To bring attention to his situation, he has adopted the taglines of "Forever is not an option" and "Free Lee" -- the latter includes a graphic he designed himself.

He also has a page on the Internet at to tell his story and solicit donations. He is learning HTML computer language so he can produce a site that better tells his story. He has already started that site at

T-shirts are available with Harris' design on them and stickers bearing the graphic and Web site address are beginning to turn up around campus -- all the work of Harris and his supporters.

Under the circumstances, other people may have considered curbing their activities.
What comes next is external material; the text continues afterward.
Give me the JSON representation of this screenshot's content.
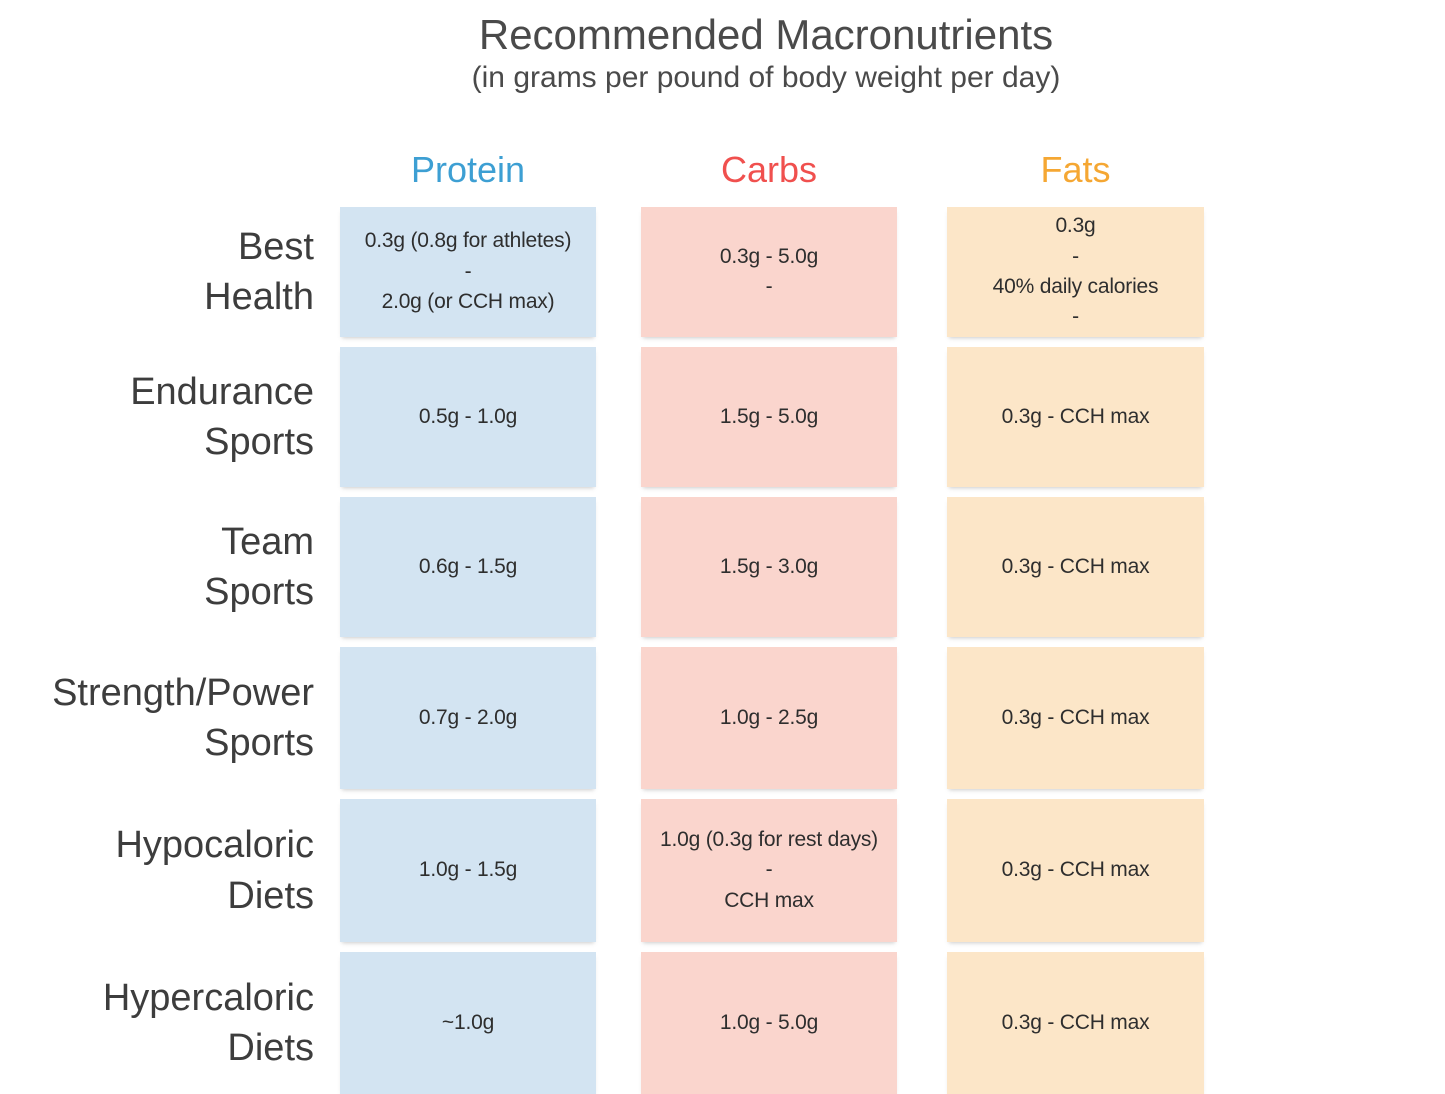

Harris is busier now than ever. He is a full-time student in mechanical engineering, works at a local home improvement store, has his internship and spends six to 10 hours each week organizing the fundraising efforts.

Of being in a wheelchair, Harris says, "It hasn't kept me from doing anything. Everything is just a little bit harder and takes a little bit longer to do."

But for Harris, the fund raising can't take too long.

Fund-raising deadline approaches

The surgery, which Harris wasn't expecting for a few years, has been scheduled for Feb. 9, 2007. So Harris has to raise the money quickly if he is to meet the deadline.

A few corporate benefactors, including Mid-American Group and Coldwell Banker have been generous and given him a good start toward reaching his goal. But there is a long road ahead, and Harris is resolute.

He also doesn't see his disability as an obstacle to getting it done.

"I have not let it stop me from doing anything," he said.

After surgery, six months will pass before Harris might see any improvement, and at least two years until he knows if the surgery was successful.

Harris has talked to others who have had this surgery, and after many months of hard work, some have shown real signs of improvement.

Just over a year ago, Harris' life changed dramatically. And with some help from his friends, and people willing to donate, he is hoping to change it again.


Lee Harris

Lee Harris


"It hasn't kept me from doing anything. Everything is just a little bit harder and takes a little bit longer to do."